BJP has failed to breach Mamata Banerjee's fortress in West Bengal and drew a blank in Kerala in the latest state assembly polls. The party however secured a sound victory in Assam and BJP-led NDA won in Puducherry.
But the wins in Assam and Puducherry have failed to cover its huge embarrassment in West Bengal.
The relentless campaign and heated war of words for the last one year by Team Modi-Shah, effectively made the West Bengal polls a national election. But results show that their efforts made little difference.
Considering BJP's incredible performance in 2019, where it more than doubled its vote-share and ended up just 3 percent behind the Trinamool, most of the pundits felt that the BJP could improve its tally in the assembly polls.
As it turns out, not only did the BJP not manage to consolidate on its 2019 gains, it failed to even hold on to that vote share. Despite all its money power, its dominance over both mainstream and social media, its heavy-hitting leaders, its attempts at polarisation, the party couldn't even improve on what it had achieved two years ago.
Has the Modi government's poor performance with the deadly second wave of Covid made it lose ground amongst Bengal's voters? Or the Bengal rejected the divisive tactics by the ruling party?

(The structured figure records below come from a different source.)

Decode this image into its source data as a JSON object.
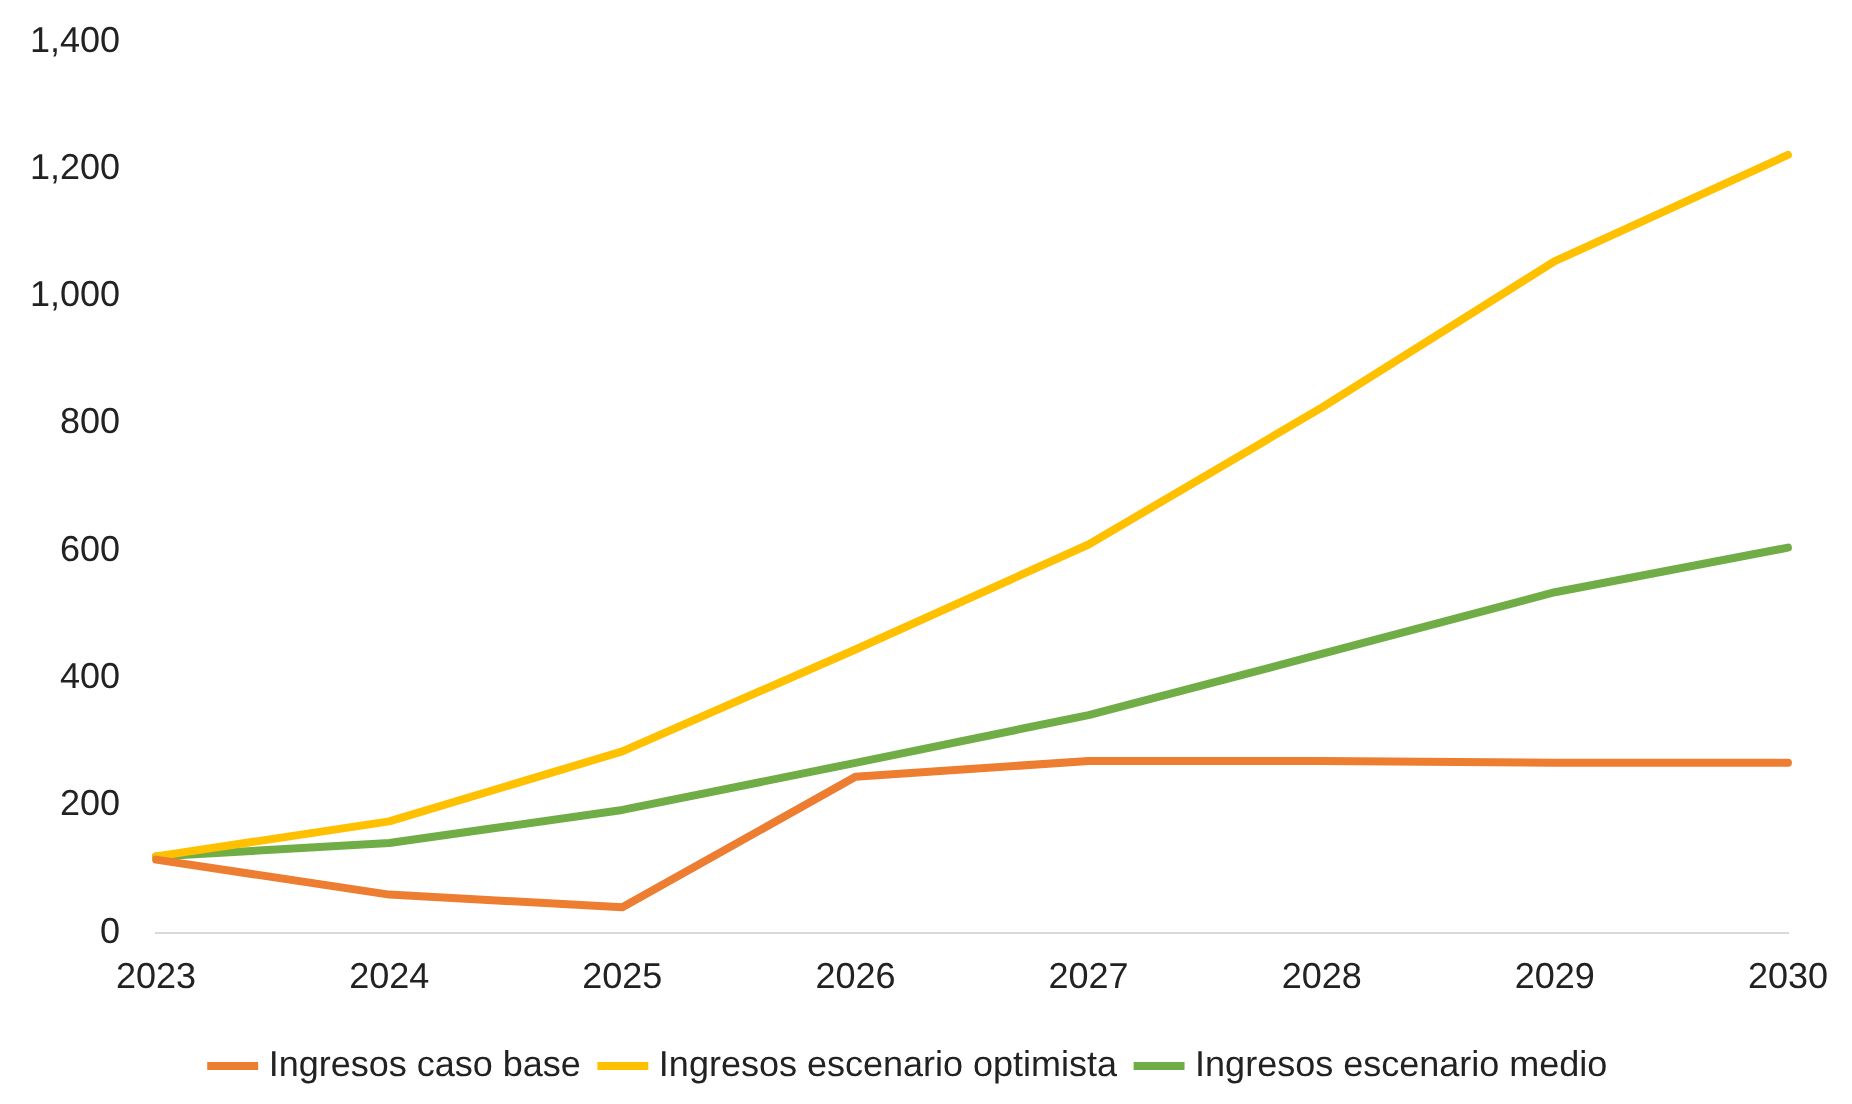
{
  "chart_data": {
    "type": "line",
    "categories": [
      "2023",
      "2024",
      "2025",
      "2026",
      "2027",
      "2028",
      "2029",
      "2030"
    ],
    "series": [
      {
        "name": "Ingresos caso base",
        "color": "#ed7d31",
        "values": [
          115,
          60,
          40,
          245,
          270,
          270,
          267,
          267
        ]
      },
      {
        "name": "Ingresos escenario optimista",
        "color": "#ffc000",
        "values": [
          120,
          175,
          285,
          445,
          610,
          825,
          1055,
          1222
        ]
      },
      {
        "name": "Ingresos escenario medio",
        "color": "#70ad47",
        "values": [
          120,
          141,
          193,
          267,
          342,
          438,
          535,
          605
        ]
      }
    ],
    "ylim": [
      0,
      1400
    ],
    "yticks": [
      {
        "value": 0,
        "label": "0"
      },
      {
        "value": 200,
        "label": "200"
      },
      {
        "value": 400,
        "label": "400"
      },
      {
        "value": 600,
        "label": "600"
      },
      {
        "value": 800,
        "label": "800"
      },
      {
        "value": 1000,
        "label": "1,000"
      },
      {
        "value": 1200,
        "label": "1,200"
      },
      {
        "value": 1400,
        "label": "1,400"
      }
    ],
    "grid": false,
    "legend": "bottom",
    "marker": "none",
    "line_style": "solid"
  }
}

In the major reasons for its failure to win, BJP leaders point out that the lack of a local face as a chief ministerial candidate hurt them, but more importantly an over dependence on TMC defectors for both organisational heft and as candidates didn't go down well with the electorate. Many of the high profile turn coats including former ministers in the Mamata Banerjee government lost the polls.
Heavyweights like Rathin Chakraborti, Baishali Dalmiya, Prabir Kumar Ghosal who switched tents before the election failed in the voting contest.
The answer is not clear at moment as details of the voting haven't been released yet. But it gives a clear signal to institutions across the country that Team Modi is not invincible.
BJP national general secretary Kailash Vijayvargiya credited Mamata for the TMC's astounding performance in Bengal elections, and said his party would introspect the poll results.
"The TMC won because of Mamata Banerjee. It seems people have chosen Didi. We will introspect what went wrong, whether it was organisational issues, lack of face, insider-outsider debate. We will see what went wrong," he said.
And challenges for the BJP are, now, both organisational and existential.
In Assam for example, the BJP's victory has thrown up the interesting conundrum of just who should be the new chief minister — sitting Chief Minister Sarbananda Sonowal or Health and Finance Minister Himanta Biswa Sarma, who is the BJP's power house in the northeast holding its alliances in several States together, and managed to steer the anti-Citizenship Amendment Act (CAA) protests away from politically harming the BJP in the State. Senior party leaders have been saying that the party's parliamentary board will be taking a view on the matter, meaning that a question mark is hanging on the issue.
The big issue, however, is more deep, and that has to do with the gigantic second wave of Covid-19 that is battering India. And while the jury is still out whether the second wave of Covid-19 and the long drawn out polling schedule had a bearing on the TMC victory and the BJP's loss, next year's electoral calendar is looming large.
Gujarat and Uttar Pradesh, two States that are being battered by the pandemic and a health and governance infrastructure that is tottering and failing are scheduled to go to polls next year. Both are states that have sitting BJP governments, and the party's own fortresses will be under siege. While the BJP has become a party of meticulous electoral planning and execution, the performance of its governments in these two states will be under the scanner, as of that of the Central government.